More concerned about international conflicts, inflation and supply chain issues, Colorado business leaders are less optimistic heading into the next three months.
The Leeds Business Confidence Index dropped to 53.9 for the second quarter. That’s 4.1 points lower than the reading for the first quarter and 10.5 points lower than the reading for the second quarter of 2021.
The reading for the third quarter of 2022 slipped further to 53.3.
The research division of the Leeds School of Business at the University of Colorado at Boulder calculates the index based on the results of quarterly surveys of business leaders across the state and various industry sectors. Nearly 200 leaders responded to the survey upon which the latest index was based.
Readings above 50 reflect more positive than negative responses, however. And there’s encouraging trends for the labor market in Colorado, said Rich Wobbekind, senior economist at the Leeds School of Business.
“The state’s employment recovery has outperformed the nation, and six of Colorado’s seven metropolitan statistical areas rank among the top 100 nationally for employment growth,” Wobbekind said.
In addition to an overall score, the index provides individual scores for each of six metrics.
All six retreated between the first and second quarters of 2022, but only one fell below growth-neutral 50.
Confidence in the Colorado economy fell 5.7 points to 51.9. A total of 32.8 percent of business leaders who responded to the second quarter survey predicted moderate or strong increases in the state economy. While 42.1 percent expected no change, a total of 25.1 percent forecast moderate or strong decreases.
Gross domestic product, the broad measure of goods and services produced in the state, increased 6.3 percent between the fourth quarters of 2020 and 2021. GDP is forecast to increase 3.8 percent in 2022 and 2.7 percent in 2023.

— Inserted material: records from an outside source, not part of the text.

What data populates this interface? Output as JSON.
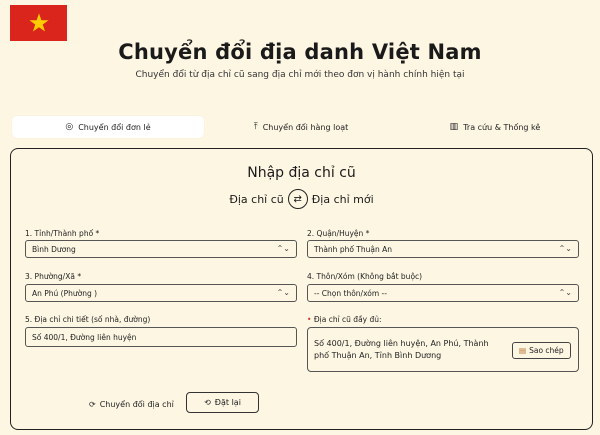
{
  "header": {
    "title": "Chuyển đổi địa danh Việt Nam",
    "subtitle": "Chuyển đổi từ địa chỉ cũ sang địa chỉ mới theo đơn vị hành chính hiện tại"
  },
  "tabs": [
    {
      "label": "Chuyển đổi đơn lẻ",
      "icon": "map-pin-icon",
      "glyph": "◎",
      "active": true
    },
    {
      "label": "Chuyển đổi hàng loạt",
      "icon": "upload-icon",
      "glyph": "⤒",
      "active": false
    },
    {
      "label": "Tra cứu & Thống kê",
      "icon": "bar-chart-icon",
      "glyph": "▥",
      "active": false
    }
  ],
  "form": {
    "heading": "Nhập địa chỉ cũ",
    "swap_left": "Địa chỉ cũ",
    "swap_right": "Địa chỉ mới",
    "swap_glyph": "⇄",
    "province_label": "1. Tỉnh/Thành phố *",
    "province_value": "Bình Dương",
    "district_label": "2. Quận/Huyện *",
    "district_value": "Thành phố Thuận An",
    "ward_label": "3. Phường/Xã *",
    "ward_value": "An Phú (Phường )",
    "hamlet_label": "4. Thôn/Xóm (Không bắt buộc)",
    "hamlet_value": "-- Chọn thôn/xóm --",
    "detail_label": "5. Địa chỉ chi tiết (số nhà, đường)",
    "detail_value": "Số 400/1, Đường liên huyện",
    "full_label": "Địa chỉ cũ đầy đủ:",
    "full_value": "Số 400/1, Đường liên huyện, An Phú, Thành phố Thuận An, Tỉnh Bình Dương",
    "copy_label": "Sao chép",
    "convert_label": "Chuyển đổi địa chỉ",
    "reset_label": "Đặt lại"
  },
  "colors": {
    "background": "#fdf6e3",
    "flag_red": "#da251d",
    "flag_star": "#ffcd00",
    "required_dot": "#d32f2f"
  }
}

Confidence in the national economy dropped 10 points to 40.4, the lowest score for the six metrics. A total of 51.8 percent of leaders anticipated moderate or strong decreases, while 27.2 percent expected no change and
21 percent predicted moderate or strong increases.
Hiring expectations declined 3.3 points, but at 60.4 was the highest score for the six metrics. A total of
51.8 percent of leaders predicted moderate or strong increases in hiring, while 32.3 percent expected no change and 15.9 percent forecast moderate or strong decreases.
Nonfarm payrolls grew 138,200 between in Colorado February 2021 and February 2022 — an increase of
5.1 percent. With the increase, the state regained all the jobs lost in March and April 2020 as a result of the COVID-19 pandemic and related restrictions.
Employment is expected to increase 3.4 percent in 2022 and 2.2 percent in 2023.
Sales expectations slipped 1.1 points to 59.1 with 52.3 percent of leaders anticipating moderate or strong increases, 30.3 percent no change and 17.4 percent moderate or strong decreases.
Expectations for capital expenditures fell 1.6 points to 56.7 with 42.5 percent of leaders predicting moderate or strong increases, 40.5 percent no change and 16.9 percent moderate or strong decreases.
Expectations for profits fell 2.9 points to 55 percent with 45.6 percent of leaders forecasting moderate or strong increases, 26 percent no change and 28 percent moderate or strong decreases.
Asked to explain the reasons for their expectations, 49 percent of leaders cited the conflict in Ukraine, while 40 percent cited inflation and 16 percent the COVID-19 pandemic. Another 10 percent cited supply chain issues and 10 percent cited higher energy prices.
Nearly 93 percent of those who responded to the survey said inflation has affected their businesses. And
46 percent said they expect to raise prices and pass on costs to consumers as a result. Another 34 percent said they’re cutting expenses, and 20 percent said they’re postponing expansions.
More than 55 percent said they expect to increase wages in response to inflation.
While 16 percent of leaders said they expect inflation to moderate in the second half of 2022, a total of 60 percent don’t anticipate a change until 2023.